Capítulo 8
Estou quieta, deitada no escuro do meu quarto. Mas a minha mente não. A minha mente voa, corre. Não está quieta, percorre todos os sítios, menos este. Está longe.
Não consigo parar de pensar. Penso no meu avô. Penso no Salvador. Penso no meu pai.
Até há muito pouco tempo pensava que ninguém aqui na comunidade tinha segredos. Para quê termos segredos quando todos aqui queremos o mesmo? Quando tudo aqui parece quase perfeito?
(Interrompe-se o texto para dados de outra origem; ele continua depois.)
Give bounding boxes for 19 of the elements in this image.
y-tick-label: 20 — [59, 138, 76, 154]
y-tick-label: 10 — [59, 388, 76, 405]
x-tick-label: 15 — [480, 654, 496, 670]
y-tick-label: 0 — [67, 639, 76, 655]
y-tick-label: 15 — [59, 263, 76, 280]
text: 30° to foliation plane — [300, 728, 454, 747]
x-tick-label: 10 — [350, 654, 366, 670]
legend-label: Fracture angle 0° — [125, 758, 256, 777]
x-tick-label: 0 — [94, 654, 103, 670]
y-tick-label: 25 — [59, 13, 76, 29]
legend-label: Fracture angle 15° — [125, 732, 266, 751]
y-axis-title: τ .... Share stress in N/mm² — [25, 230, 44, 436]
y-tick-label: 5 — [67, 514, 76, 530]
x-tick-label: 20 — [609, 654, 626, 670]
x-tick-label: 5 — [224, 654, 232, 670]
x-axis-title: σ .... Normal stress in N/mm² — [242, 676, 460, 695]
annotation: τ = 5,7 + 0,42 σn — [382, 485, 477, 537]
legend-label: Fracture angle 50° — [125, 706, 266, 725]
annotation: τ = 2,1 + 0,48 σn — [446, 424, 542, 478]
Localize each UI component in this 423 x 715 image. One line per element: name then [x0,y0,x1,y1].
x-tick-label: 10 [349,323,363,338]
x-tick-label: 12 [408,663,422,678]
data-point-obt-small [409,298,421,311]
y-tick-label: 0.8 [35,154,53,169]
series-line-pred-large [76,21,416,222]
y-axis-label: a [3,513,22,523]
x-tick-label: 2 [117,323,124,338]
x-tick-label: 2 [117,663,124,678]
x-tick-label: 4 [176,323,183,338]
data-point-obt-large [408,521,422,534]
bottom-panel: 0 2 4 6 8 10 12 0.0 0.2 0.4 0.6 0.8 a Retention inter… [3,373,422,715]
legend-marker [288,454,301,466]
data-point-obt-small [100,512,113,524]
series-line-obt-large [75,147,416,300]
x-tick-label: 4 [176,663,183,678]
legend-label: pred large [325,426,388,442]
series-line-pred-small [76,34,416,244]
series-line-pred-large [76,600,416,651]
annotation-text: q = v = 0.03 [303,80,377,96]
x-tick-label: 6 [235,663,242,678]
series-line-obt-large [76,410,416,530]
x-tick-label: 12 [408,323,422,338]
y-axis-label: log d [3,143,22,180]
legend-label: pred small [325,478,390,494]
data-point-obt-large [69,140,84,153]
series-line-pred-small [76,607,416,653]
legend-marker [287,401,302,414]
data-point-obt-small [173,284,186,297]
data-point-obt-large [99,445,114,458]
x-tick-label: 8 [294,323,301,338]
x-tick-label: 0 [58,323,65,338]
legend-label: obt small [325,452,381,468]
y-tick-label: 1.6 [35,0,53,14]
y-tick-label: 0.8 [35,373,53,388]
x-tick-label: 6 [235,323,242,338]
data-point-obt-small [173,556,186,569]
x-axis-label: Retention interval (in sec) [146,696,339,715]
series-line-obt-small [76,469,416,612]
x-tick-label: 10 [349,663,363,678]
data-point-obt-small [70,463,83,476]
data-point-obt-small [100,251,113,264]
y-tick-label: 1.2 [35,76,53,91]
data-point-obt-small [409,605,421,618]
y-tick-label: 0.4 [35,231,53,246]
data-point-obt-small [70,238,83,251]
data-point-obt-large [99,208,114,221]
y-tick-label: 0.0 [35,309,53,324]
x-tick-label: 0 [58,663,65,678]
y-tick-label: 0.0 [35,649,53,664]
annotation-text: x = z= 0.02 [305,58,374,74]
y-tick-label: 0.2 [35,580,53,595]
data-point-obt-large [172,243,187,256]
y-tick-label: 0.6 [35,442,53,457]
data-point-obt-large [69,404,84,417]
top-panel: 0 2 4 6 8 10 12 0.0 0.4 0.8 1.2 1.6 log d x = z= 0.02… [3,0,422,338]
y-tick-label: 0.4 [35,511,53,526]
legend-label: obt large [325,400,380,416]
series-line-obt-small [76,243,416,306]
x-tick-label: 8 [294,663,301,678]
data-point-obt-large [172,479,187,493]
Segredos, uma palavra que até então pensava se ter extinguido juntamente com o planeta que deixámos para trás. Mas estava completamente enganada. Não só existem, como agora também tenho um.
Uma parte de mim diz-me que deveria acabar com tudo, dizer a todos o que vi o Salvador fazer. Não posso compactuar com algo que penso que é errado. É errado mentir, é errado não partilharmos, com os outros, informação que pode ser importante para a comunidade. Mas eu fiz ambas as coisas. E o que me levou a fazê-lo foi uma outra parte de mim. Uma parte que me diz que se eu disser, nunca vou vir a saber o que motivou o Salvador a fazer uma coisa daquelas. Nunca vou poder compreende-lo. E eu quero compreende-lo, eu PRECISO de compreende-lo. Porque para mim nada disto faz sentido.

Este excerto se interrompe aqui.